A tall, striking woman with a serious manner, Mrs. Kabba has been sitting under an awning in the outdoor classroom of a vocational training program for people with epilepsy. Every weekday, some 20 Sierra Leoneans, from teenagers to adults in middle age, gather here to learn skills like tailoring, weaving, tie-dyeing and soap-making, as well as reading — skills that, in this society, will give them a chance to earn a living. Mrs. Kabba, 30, a graduate of the program, is now a tutor.

Her composure belies what she has survived. As a teenager she was taken to a traditional healer, who boiled herbs and made her inhale the fumes from a steam tent for hours. The treatment was supposed to drive out the demons thought to cause epilepsy; she nearly fainted and could have been burned.
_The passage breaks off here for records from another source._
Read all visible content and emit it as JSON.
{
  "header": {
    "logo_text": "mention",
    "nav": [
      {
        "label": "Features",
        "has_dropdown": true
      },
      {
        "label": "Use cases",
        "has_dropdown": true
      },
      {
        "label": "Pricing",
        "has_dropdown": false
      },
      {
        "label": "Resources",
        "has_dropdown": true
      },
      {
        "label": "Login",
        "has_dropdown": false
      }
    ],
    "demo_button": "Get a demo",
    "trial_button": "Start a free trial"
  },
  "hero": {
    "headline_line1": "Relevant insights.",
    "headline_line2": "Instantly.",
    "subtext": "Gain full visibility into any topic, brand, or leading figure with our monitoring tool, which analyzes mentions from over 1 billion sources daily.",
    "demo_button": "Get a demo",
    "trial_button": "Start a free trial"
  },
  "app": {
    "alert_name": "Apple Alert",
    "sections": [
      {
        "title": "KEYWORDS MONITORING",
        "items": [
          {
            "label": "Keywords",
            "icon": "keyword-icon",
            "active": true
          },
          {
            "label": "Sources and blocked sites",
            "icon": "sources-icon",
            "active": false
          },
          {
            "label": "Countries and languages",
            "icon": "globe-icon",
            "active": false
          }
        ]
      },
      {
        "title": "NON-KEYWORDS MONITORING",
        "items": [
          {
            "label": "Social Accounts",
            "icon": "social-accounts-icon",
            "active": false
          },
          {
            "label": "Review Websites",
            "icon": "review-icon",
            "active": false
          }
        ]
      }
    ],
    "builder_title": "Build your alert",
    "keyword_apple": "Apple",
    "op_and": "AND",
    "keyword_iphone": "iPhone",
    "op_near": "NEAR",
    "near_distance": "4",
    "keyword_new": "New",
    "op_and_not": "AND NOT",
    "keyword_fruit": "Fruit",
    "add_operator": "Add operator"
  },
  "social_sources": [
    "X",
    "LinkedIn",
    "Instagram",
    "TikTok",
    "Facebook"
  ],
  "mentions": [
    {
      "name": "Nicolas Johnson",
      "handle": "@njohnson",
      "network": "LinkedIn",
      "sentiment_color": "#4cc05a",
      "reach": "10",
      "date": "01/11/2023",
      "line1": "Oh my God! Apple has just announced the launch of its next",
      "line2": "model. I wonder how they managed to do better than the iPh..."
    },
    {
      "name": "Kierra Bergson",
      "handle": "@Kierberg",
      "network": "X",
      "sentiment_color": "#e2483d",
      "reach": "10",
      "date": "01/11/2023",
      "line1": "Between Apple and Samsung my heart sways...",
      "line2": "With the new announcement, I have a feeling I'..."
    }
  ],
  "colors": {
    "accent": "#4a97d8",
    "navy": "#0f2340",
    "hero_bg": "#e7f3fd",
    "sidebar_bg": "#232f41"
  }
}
But worse was yet to come: She was forced to drink a two-liter bottle of kerosene. “Mi ches don cook,” she says in the Krio language, her voice faltering even now: “My chest started to boil.” Only a panicked trip to the hospital saved her life.

Mrs. Kabba not only survived, but has been seizure-free for 10 years with the help of phenobarbital, one of the oldest anti-epileptic drugs and virtually the only one available here. And in a country where people with epilepsy are often considered uneducable, unemployable and unmarriageable, Mrs. Kabba teaches, is happily married and has a child.

Now, recalling the personal and professional distance that she has traveled, she rises to her feet. “People used to think I was crazy,” Mrs. Kabba says, her voice shaking. “Now they’re seeking me out; I’m the one that they want. Now, when I teach here, unless I tell you that I have epilepsy, you wouldn’t know. I’m proud of myself.”

Among Sierra Leoneans with epilepsy, Mrs. Kabba and her students are the lucky few, their successes due to the efforts of two tiny groups of advocates.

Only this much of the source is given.